- Theatrical release poster
- Directed by: Ali Scher
- Written by: Ali Scher; Joe Swanson;
- Produced by: Christian Hall; Errol Sadler; Ali Scher; Camilo Diaz Caro; Aidan Guthrie;
- Starring: Sophia Reid-Gantzert; Chloe East; Cheryl Hines; Marc Evan Jackson;
- Production company: Two Independent Eyes Productions
- Distributed by: Blue Fox Entertainment
- Release date: February 9, 2024;
- Running time: 100 minutes
- Country: United States
- Language: English
- Box office: $37,543

= Popular Theory =

2024 film by Ali Scher

Popular Theory is a 2024 American family film directed by Ali Scher.
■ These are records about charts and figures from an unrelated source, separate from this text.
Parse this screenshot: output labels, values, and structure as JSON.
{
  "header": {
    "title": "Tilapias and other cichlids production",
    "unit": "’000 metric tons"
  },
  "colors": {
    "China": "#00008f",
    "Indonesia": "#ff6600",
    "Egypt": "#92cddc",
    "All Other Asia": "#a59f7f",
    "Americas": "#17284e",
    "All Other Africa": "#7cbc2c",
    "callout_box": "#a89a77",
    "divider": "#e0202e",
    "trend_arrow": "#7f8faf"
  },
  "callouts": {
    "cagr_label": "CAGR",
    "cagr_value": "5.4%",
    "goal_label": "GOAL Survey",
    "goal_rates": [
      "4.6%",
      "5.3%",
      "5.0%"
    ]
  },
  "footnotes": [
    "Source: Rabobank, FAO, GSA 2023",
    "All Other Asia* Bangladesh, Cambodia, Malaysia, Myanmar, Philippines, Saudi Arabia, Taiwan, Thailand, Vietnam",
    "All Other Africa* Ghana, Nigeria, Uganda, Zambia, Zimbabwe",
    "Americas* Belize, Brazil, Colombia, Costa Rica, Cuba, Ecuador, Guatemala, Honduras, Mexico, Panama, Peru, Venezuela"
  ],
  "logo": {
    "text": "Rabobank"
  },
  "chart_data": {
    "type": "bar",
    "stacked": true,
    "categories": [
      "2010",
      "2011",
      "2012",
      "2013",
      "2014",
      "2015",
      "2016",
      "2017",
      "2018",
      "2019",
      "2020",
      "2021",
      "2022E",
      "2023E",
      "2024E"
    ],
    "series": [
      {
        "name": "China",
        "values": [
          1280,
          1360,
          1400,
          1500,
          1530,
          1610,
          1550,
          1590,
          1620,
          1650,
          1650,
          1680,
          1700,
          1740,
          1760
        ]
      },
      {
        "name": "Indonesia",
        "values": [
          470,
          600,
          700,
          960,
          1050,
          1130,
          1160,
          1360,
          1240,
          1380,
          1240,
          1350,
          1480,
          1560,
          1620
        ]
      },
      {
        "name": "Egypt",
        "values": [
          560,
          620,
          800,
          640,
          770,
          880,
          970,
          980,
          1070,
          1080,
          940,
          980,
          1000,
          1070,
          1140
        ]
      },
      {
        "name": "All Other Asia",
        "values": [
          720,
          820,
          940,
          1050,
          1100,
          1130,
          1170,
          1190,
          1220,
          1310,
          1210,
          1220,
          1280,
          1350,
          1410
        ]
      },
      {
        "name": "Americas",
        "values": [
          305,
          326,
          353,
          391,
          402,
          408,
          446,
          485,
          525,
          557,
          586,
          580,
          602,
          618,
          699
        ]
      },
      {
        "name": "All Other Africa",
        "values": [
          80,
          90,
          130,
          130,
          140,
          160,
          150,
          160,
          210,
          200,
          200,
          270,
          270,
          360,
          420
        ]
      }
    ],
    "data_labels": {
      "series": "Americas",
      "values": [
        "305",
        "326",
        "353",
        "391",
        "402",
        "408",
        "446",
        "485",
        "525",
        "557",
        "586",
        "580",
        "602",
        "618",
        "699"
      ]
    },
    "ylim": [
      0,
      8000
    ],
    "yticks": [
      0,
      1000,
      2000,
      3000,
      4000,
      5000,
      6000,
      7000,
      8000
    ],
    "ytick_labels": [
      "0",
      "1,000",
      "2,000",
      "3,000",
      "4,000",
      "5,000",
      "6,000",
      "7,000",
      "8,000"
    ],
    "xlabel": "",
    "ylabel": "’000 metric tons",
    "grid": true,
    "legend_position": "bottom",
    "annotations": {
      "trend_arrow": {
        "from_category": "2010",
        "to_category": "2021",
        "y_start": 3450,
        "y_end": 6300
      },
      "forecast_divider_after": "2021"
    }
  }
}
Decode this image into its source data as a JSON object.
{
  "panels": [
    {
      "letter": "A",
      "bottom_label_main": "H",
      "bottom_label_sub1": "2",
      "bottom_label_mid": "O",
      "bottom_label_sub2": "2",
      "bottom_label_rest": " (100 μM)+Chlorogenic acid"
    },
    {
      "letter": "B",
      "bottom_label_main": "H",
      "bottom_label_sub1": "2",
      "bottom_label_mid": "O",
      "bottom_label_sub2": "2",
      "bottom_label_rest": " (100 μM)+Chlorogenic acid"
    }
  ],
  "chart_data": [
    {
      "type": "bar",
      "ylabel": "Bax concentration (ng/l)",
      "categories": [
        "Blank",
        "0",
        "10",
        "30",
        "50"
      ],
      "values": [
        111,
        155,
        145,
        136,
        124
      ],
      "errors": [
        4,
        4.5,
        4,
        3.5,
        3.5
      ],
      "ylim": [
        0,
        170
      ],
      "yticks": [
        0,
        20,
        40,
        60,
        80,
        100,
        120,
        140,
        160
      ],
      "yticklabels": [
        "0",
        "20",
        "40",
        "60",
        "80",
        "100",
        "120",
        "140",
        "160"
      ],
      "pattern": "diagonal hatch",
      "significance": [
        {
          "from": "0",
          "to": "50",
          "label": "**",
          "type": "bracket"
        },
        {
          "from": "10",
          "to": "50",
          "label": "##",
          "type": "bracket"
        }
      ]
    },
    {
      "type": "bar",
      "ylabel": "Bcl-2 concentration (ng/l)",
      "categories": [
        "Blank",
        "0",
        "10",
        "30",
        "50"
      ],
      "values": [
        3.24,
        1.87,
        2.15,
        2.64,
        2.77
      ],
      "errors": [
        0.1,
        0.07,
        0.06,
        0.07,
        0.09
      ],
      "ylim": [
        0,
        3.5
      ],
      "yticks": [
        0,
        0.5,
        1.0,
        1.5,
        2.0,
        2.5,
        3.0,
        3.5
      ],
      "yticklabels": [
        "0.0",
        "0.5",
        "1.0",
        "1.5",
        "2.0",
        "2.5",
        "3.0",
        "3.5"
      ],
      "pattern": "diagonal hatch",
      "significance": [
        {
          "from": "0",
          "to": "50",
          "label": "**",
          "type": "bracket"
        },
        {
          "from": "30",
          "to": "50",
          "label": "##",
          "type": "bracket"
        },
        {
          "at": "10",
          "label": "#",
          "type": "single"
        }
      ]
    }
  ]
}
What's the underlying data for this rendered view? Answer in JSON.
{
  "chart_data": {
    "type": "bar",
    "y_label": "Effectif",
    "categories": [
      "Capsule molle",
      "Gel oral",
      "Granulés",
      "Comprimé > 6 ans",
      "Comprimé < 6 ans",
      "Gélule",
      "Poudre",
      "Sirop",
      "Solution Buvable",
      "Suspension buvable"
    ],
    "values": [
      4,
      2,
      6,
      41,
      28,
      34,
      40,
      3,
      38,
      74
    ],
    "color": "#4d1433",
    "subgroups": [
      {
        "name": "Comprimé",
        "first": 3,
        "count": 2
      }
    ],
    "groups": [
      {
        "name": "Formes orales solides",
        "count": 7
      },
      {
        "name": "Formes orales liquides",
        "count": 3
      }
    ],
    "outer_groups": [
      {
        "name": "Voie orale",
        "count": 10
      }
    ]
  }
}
The film stars Sophia Reid-Gantzert, Lincoln Lambert, Chloe East and Cheryl Hines.

== Cast ==
- Sophia Reid-Gantzert as Erwin Page
- Lincoln Lambert as Winston Wilkinson
- Kat Conner Sterling as Casey
- Chloe East as Ari Page
- Cheryl Hines as Tammy Page
- Marc Evan Jackson as Arthur Page
- Eugenie Bondurant as Mrs. Cornbee

== Production ==
It was announced that filming had wrapped on September 1, 2022.

==Release==
In 2022, it was announced that Blue Fox Entertainment acquired the rights to the film.

Popular Theory was released in theaters in the United States on February 9, 2024.